Verbundene Unternehmen:
Bei der Konstellation der
verbundenen Unternehmen kommt es sehr darauf an, ob ein DBA zwischen
den VAE und dem Betriebsstättenland der Mutter-/Tochter besteht.
Betriebsstättenbegriff nach DBA:
Im Sinne dieses
Abkommens bedeutet der Ausdruck "Betriebstätte" eine
feste Geschäftseinrichtung, in der die Tätigkeit des Unternehmens ganz
oder
teilweise ausgeübt wird.
(2) Der Ausdruck "Betriebstätte" umfasst insbesondere:
a) einen Ort der Leitung,
b) eine Zweigniederlassung,
c) eine Geschäftsstelle,
d) eine Fabrikationsstätte,
e) eine Werkstätte,
f) ein Bergwerk, einen Steinbruch oder eine andere Stätte der
Ausbeutung
von Bodenschätzen,
g) eine Bauausführung oder Montage, deren
Dauer zwölf Monate überschreitet.
(3) Als Betriebstätten gelten nicht:
a) Einrichtungen, die ausschließlich zur Lagerung, Ausstellung
oder
Auslieferung von Gütern oder Waren des Unternehmens benutzt werden;
b) Bestände von Gütern oder Waren des Unternehmens, die ausschließlich
zur
Lagerung, Ausstellung oder Auslieferung unterhalten werden;
c) Bestände von Gütern oder Waren des Unternehmens, die ausschließlich
zu
dem Zweck unterhalten werden, durch ein anderes Unternehmen bearbeitet
oder
verarbeitet zu werden;
d) eine feste Geschäftseinrichtung, die ausschließlich zu dem Zweck
unterhalten wird, für das Unternehmen Güter oder Waren einzukaufen
oder
Informationen zu beschaffen;
e) eine feste Geschäftseinrichtung, die
ausschließlich zu dem Zweck
unterhalten wird, für das Unternehmen zu werben, Informationen zu
erteilen,
wissenschaftliche Forschung zu betreiben oder ähnliche Tätigkeiten
auszuüben, die vorbereitender Art sind oder eine Hilfstätigkeit
darstellen.
Hinzurechnungsbesteuerung nach dem deutschen Außensteuergesetz
Im Kern regelt das
deutsche
Außensteuergesetz in §§ 7-14 AstG, dass eine Besteuerung beim
deutschen Anteilseigner stattfindet, wenn dieser beherrschenden
Einfluss auf die Auslandsgesellschaft ausübt
(Mehrheitsgesellschafter, über 50%), die Auslandgesellschaft nur passive
Einkünfte erwirtschaftet und die Auslandsgesellschaft im einem
Niedrigsteuergebiet angesiedelt ist, also unter 25% Ertragssteuer.

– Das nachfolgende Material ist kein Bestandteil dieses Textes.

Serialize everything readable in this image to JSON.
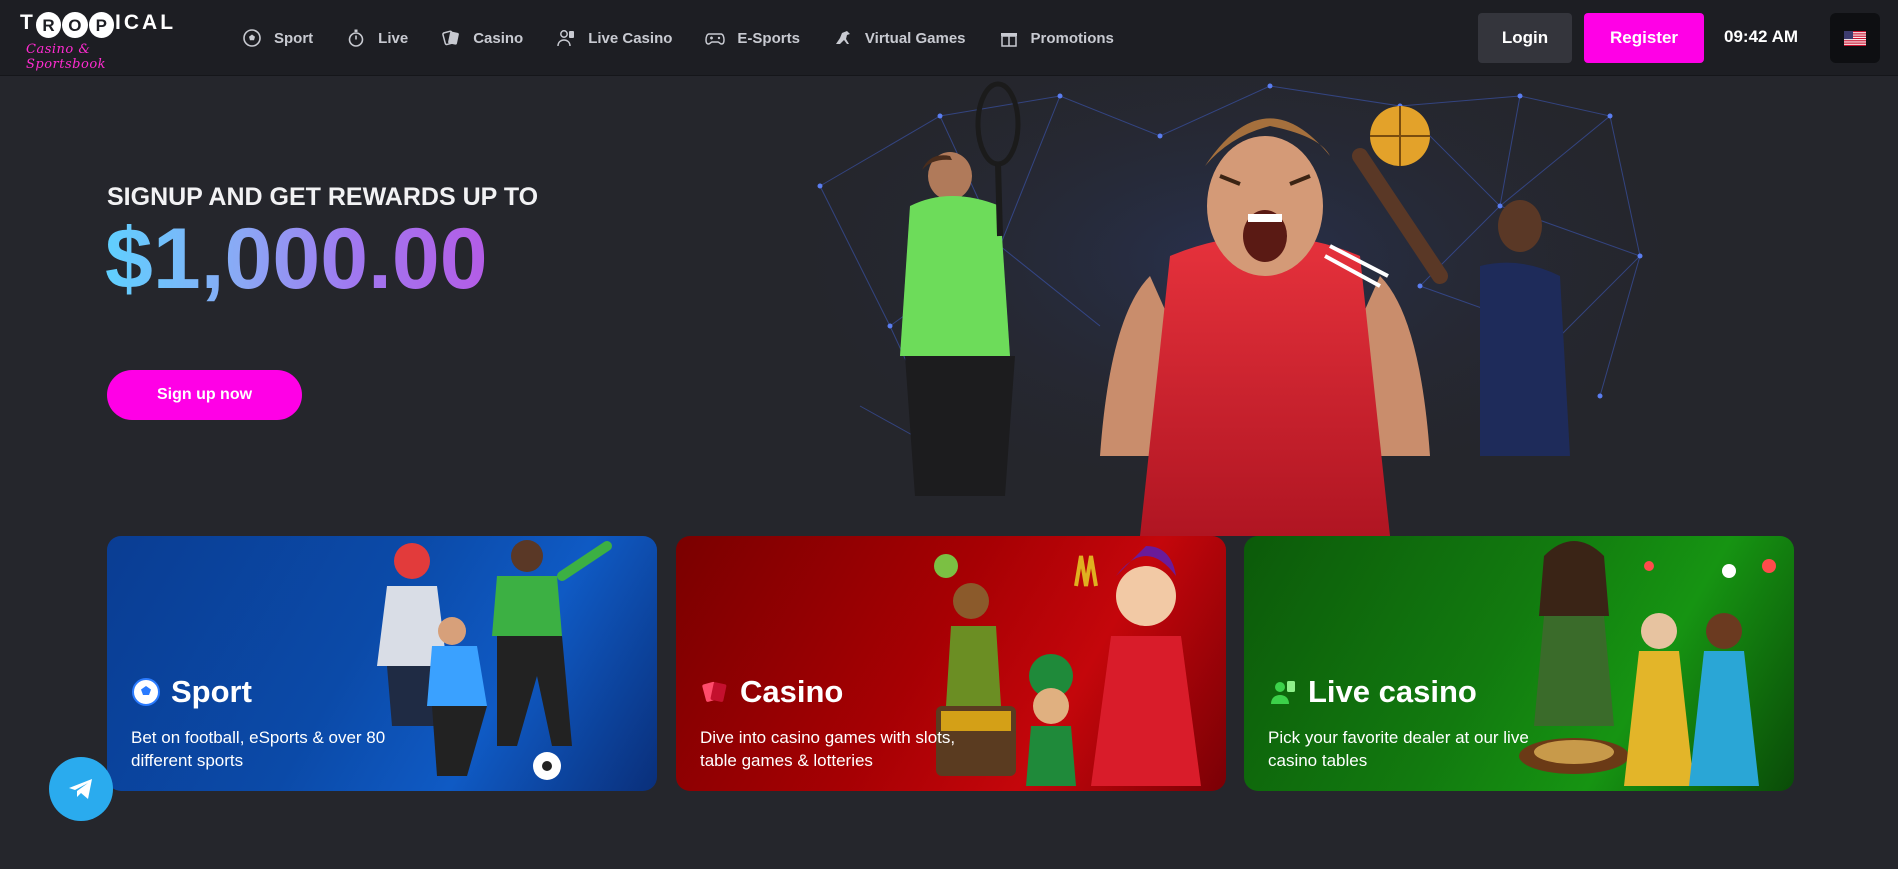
{
  "header": {
    "logo": {
      "title_letters": [
        "T",
        "R",
        "O",
        "P",
        "I",
        "C",
        "A",
        "L"
      ],
      "subtitle": "Casino & Sportsbook"
    },
    "nav": [
      {
        "label": "Sport",
        "icon": "soccer-ball-icon"
      },
      {
        "label": "Live",
        "icon": "stopwatch-icon"
      },
      {
        "label": "Casino",
        "icon": "cards-icon"
      },
      {
        "label": "Live Casino",
        "icon": "dealer-icon"
      },
      {
        "label": "E-Sports",
        "icon": "gamepad-icon"
      },
      {
        "label": "Virtual Games",
        "icon": "horse-icon"
      },
      {
        "label": "Promotions",
        "icon": "gift-icon"
      }
    ],
    "login_label": "Login",
    "register_label": "Register",
    "time": "09:42 AM",
    "language_icon": "us-flag-icon"
  },
  "hero": {
    "tagline": "SIGNUP AND GET REWARDS UP TO",
    "amount": "$1,000.00",
    "cta_label": "Sign up now"
  },
  "cards": [
    {
      "title": "Sport",
      "description": "Bet on football, eSports & over 80 different sports",
      "icon": "soccer-ball-icon"
    },
    {
      "title": "Casino",
      "description": "Dive into casino games with slots, table games & lotteries",
      "icon": "cards-icon"
    },
    {
      "title": "Live casino",
      "description": "Pick your favorite dealer at our live casino tables",
      "icon": "dealer-icon"
    }
  ],
  "colors": {
    "accent": "#ff00e6",
    "header_bg": "#1d1e23",
    "page_bg": "#25262c",
    "sport_card": "#0b4aa8",
    "casino_card": "#a60003",
    "live_card": "#127a0f",
    "telegram": "#2aabee"
  },
  "floating": {
    "icon": "telegram-icon"
  }
}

Vermeidungsstrategien sind :
Der Mehrheitsgesellschafter ist andere Auslandsgesellschaft
(juristische Person), die ggf. zu diesem Zweck gegründet wird
Gesellschaftsformen
Dubai/VAE:
Limited
Liability Company in Dubai (LLC): Diese Rechtsform ist der deutschen GmbH sehr
ähnlich. Das Stammkapital beträgt grundsätzlich Dhs 150.000,00, im
Emirat Dubai jedoch Dhs 300.000,00. Die LLC muss mindestens 2 und darf
nicht mehr als 50 Gesellschafter haben. Die LLC darf nicht zu 100% im
ausländischen "Besitz" stehen. 51% des Gesellschaftskapitals muss-
zumindest nach "außen"- von VAE-Angehörigen gehalten werden.

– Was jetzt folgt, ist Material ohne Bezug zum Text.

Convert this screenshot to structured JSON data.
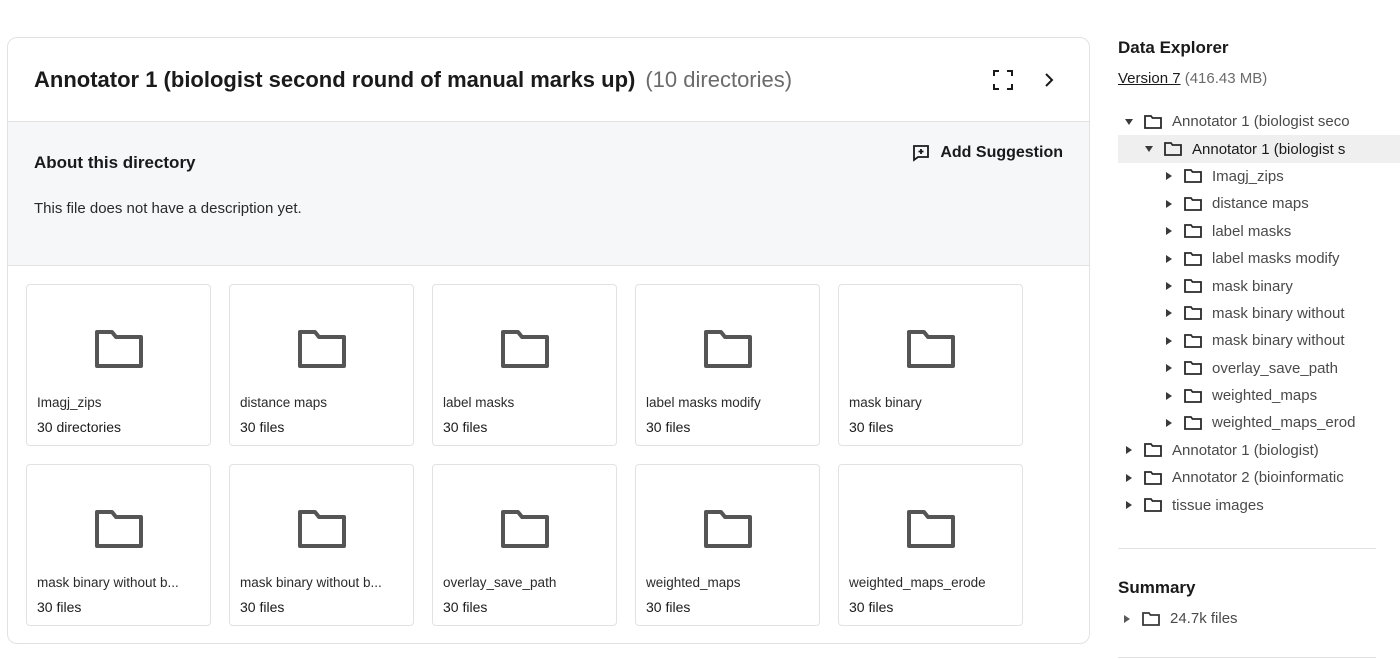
{
  "header": {
    "title": "Annotator 1 (biologist second round of manual marks up)",
    "count": "(10 directories)",
    "expand_icon": "fullscreen-icon",
    "next_icon": "chevron-right-icon"
  },
  "about": {
    "title": "About this directory",
    "description": "This file does not have a description yet.",
    "suggest_label": "Add Suggestion"
  },
  "tiles": [
    {
      "name": "Imagj_zips",
      "count": "30 directories"
    },
    {
      "name": "distance maps",
      "count": "30 files"
    },
    {
      "name": "label masks",
      "count": "30 files"
    },
    {
      "name": "label masks modify",
      "count": "30 files"
    },
    {
      "name": "mask binary",
      "count": "30 files"
    },
    {
      "name": "mask binary without b...",
      "count": "30 files"
    },
    {
      "name": "mask binary without b...",
      "count": "30 files"
    },
    {
      "name": "overlay_save_path",
      "count": "30 files"
    },
    {
      "name": "weighted_maps",
      "count": "30 files"
    },
    {
      "name": "weighted_maps_erode",
      "count": "30 files"
    }
  ],
  "explorer": {
    "title": "Data Explorer",
    "version_link": "Version 7",
    "version_size": "(416.43 MB)",
    "tree": [
      {
        "label": "Annotator 1 (biologist seco",
        "level": 0,
        "open": true,
        "selected": false
      },
      {
        "label": "Annotator 1 (biologist s",
        "level": 1,
        "open": true,
        "selected": true
      },
      {
        "label": "Imagj_zips",
        "level": 2,
        "open": false,
        "selected": false
      },
      {
        "label": "distance maps",
        "level": 2,
        "open": false,
        "selected": false
      },
      {
        "label": "label masks",
        "level": 2,
        "open": false,
        "selected": false
      },
      {
        "label": "label masks modify",
        "level": 2,
        "open": false,
        "selected": false
      },
      {
        "label": "mask binary",
        "level": 2,
        "open": false,
        "selected": false
      },
      {
        "label": "mask binary without",
        "level": 2,
        "open": false,
        "selected": false
      },
      {
        "label": "mask binary without",
        "level": 2,
        "open": false,
        "selected": false
      },
      {
        "label": "overlay_save_path",
        "level": 2,
        "open": false,
        "selected": false
      },
      {
        "label": "weighted_maps",
        "level": 2,
        "open": false,
        "selected": false
      },
      {
        "label": "weighted_maps_erod",
        "level": 2,
        "open": false,
        "selected": false
      },
      {
        "label": "Annotator 1 (biologist)",
        "level": 0,
        "open": false,
        "selected": false
      },
      {
        "label": "Annotator 2 (bioinformatic",
        "level": 0,
        "open": false,
        "selected": false
      },
      {
        "label": "tissue images",
        "level": 0,
        "open": false,
        "selected": false
      }
    ]
  },
  "summary": {
    "title": "Summary",
    "row_label": "24.7k files"
  }
}
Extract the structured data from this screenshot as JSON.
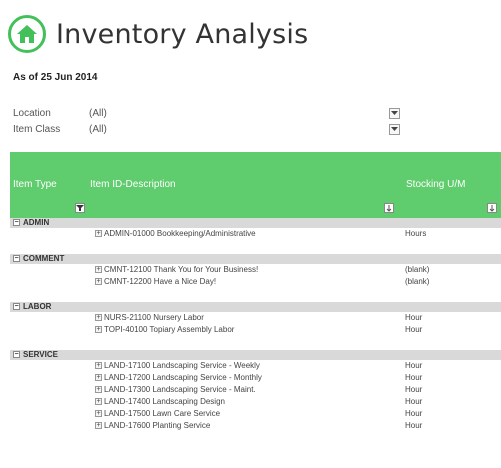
{
  "header": {
    "icon": "home-icon",
    "title": "Inventory Analysis",
    "as_of": "As of 25 Jun 2014"
  },
  "filters": [
    {
      "label": "Location",
      "value": "(All)"
    },
    {
      "label": "Item Class",
      "value": "(All)"
    }
  ],
  "table": {
    "columns": {
      "item_type": "Item Type",
      "item_id": "Item ID-Description",
      "stocking": "Stocking U/M"
    },
    "groups": [
      {
        "name": "ADMIN",
        "items": [
          {
            "desc": "ADMIN-01000 Bookkeeping/Administrative",
            "uom": "Hours"
          }
        ]
      },
      {
        "name": "COMMENT",
        "items": [
          {
            "desc": "CMNT-12100 Thank You for Your Business!",
            "uom": "(blank)"
          },
          {
            "desc": "CMNT-12200 Have a Nice Day!",
            "uom": "(blank)"
          }
        ]
      },
      {
        "name": "LABOR",
        "items": [
          {
            "desc": "NURS-21100 Nursery Labor",
            "uom": "Hour"
          },
          {
            "desc": "TOPI-40100 Topiary Assembly Labor",
            "uom": "Hour"
          }
        ]
      },
      {
        "name": "SERVICE",
        "items": [
          {
            "desc": "LAND-17100 Landscaping Service - Weekly",
            "uom": "Hour"
          },
          {
            "desc": "LAND-17200 Landscaping Service - Monthly",
            "uom": "Hour"
          },
          {
            "desc": "LAND-17300 Landscaping Service - Maint.",
            "uom": "Hour"
          },
          {
            "desc": "LAND-17400 Landscaping Design",
            "uom": "Hour"
          },
          {
            "desc": "LAND-17500 Lawn Care Service",
            "uom": "Hour"
          },
          {
            "desc": "LAND-17600 Planting Service",
            "uom": "Hour"
          }
        ]
      }
    ]
  },
  "colors": {
    "accent": "#5fcc6d",
    "icon_ring": "#43c05a",
    "group_band": "#d9d9d9"
  }
}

Damit die LLC dennoch für ausländische Investoren interessant ist,
gibt es hinreichende Gestaltungsmöglichkeiten über
Sponsorverträge/Side Agreements. Der ausländische Investor zahlt dabei
das gesamte Stammkapital der LLC ein, der Treuhänder Dubai fungiert im
Außenverhältnis als Mehrheits-Gesellschafter, im Innenverhältnis ist
aber der eigentliche Nutznießer Eigner der Anteile. Durch eine solche
Konstellation wird ergänzend z.B. beim deutschen Nutznießer die
Hinzurechnungsbesteuerung nach dem deutschen Außensteuergesetz
vermieden, sofern anwendbar.
Im Rahmen der Gründung einer LLC wird
dem Mandanten empfohlen, über die parallele Gründung einer
VAE-Offshore-Gesellschaft nachzudenken, die die Assets der LLC hält.
Dieses bietet optimalen Investorenschutz.
Für die Domizilierung der
LLC ist ein virtuelles Office NICHT erlaubt. Es muss ein
eigenes Büro sein. Allerdings wird ein virtuelles Office in Verbindung
mit einem angemieteten Büro beim Business_Center (z.B.

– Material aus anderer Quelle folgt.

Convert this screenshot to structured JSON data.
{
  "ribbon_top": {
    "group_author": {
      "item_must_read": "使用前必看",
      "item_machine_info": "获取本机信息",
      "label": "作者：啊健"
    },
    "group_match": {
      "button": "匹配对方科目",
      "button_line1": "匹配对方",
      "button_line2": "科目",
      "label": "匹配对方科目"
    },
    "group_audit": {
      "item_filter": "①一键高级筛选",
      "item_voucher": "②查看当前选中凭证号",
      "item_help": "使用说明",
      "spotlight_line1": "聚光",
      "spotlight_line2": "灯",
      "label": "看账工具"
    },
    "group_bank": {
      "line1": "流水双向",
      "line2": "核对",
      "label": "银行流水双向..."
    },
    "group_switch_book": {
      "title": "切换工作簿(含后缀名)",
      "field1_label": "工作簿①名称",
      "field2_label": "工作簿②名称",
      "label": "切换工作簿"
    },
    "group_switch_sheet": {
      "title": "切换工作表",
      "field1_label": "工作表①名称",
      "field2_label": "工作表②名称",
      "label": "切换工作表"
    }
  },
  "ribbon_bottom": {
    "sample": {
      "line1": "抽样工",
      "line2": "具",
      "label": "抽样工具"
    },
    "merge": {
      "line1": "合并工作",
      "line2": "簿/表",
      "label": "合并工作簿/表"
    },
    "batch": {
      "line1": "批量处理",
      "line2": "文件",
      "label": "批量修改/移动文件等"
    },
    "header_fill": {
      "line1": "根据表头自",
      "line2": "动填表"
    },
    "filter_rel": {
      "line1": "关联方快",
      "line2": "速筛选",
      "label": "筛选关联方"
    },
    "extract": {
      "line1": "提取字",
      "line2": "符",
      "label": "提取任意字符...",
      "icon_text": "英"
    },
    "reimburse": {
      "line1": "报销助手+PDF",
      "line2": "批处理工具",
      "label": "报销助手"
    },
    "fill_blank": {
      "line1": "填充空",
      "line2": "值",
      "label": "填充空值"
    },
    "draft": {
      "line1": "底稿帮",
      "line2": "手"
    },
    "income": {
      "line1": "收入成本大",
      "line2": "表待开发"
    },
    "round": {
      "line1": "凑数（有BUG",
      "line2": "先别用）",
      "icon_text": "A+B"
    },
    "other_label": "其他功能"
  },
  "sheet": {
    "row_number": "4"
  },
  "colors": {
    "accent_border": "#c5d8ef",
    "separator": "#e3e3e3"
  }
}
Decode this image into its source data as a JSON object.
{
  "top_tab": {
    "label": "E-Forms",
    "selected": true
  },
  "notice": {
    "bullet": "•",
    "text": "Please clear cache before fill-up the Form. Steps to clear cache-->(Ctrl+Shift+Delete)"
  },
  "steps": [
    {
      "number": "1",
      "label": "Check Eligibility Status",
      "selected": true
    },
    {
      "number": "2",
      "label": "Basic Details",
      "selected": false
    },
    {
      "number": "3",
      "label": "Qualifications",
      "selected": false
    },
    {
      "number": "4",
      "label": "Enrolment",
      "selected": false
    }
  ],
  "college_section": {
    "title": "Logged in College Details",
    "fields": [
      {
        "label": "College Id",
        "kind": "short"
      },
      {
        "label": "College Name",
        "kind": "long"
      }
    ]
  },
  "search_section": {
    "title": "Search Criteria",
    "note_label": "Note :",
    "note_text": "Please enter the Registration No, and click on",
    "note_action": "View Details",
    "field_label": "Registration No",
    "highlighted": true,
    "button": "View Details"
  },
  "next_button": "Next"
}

www.regus.com ) akzeptiert.
VAE-Offshore-Gesellschaften
(Freihandelszonen, z.B. RAK):
Zielsetzung von
Offshore-Gesellschaften ist die Verlagerung von ertragreichen
wirtschaftlichen Betätigungen in die Steueroase, mithin die anonyme
Gründung. Eine reine Offshore-Gesellschaft macht allerdings nur dann
Sinn, wenn die Gewinne nicht nach Deutschland fließen.
Branche
oder Repräsentationsbüro:
Eine Branche oder ein
Repräsentationsbüro ist der günstige Markteinstieg in die VAE. Es
entfallen die hohen Kosten für eine Körperschaftsgründung in den VAE
(z.B. LLC) , mithin Kosten für einen Sponsor und das Stammkapital. Die
Besteuerung liegt bei der Muttergesellschaft, also nicht in den VAE.
Aus diesem Grunde wählen viele Mandanten eine Umwegkonstellation, über
die Zwischenschaltung einer EU-Auslandsgesellschaft, also z.B.
zyprische Limited: Gründung einer zyprischen Limited (EU Gesellschaft)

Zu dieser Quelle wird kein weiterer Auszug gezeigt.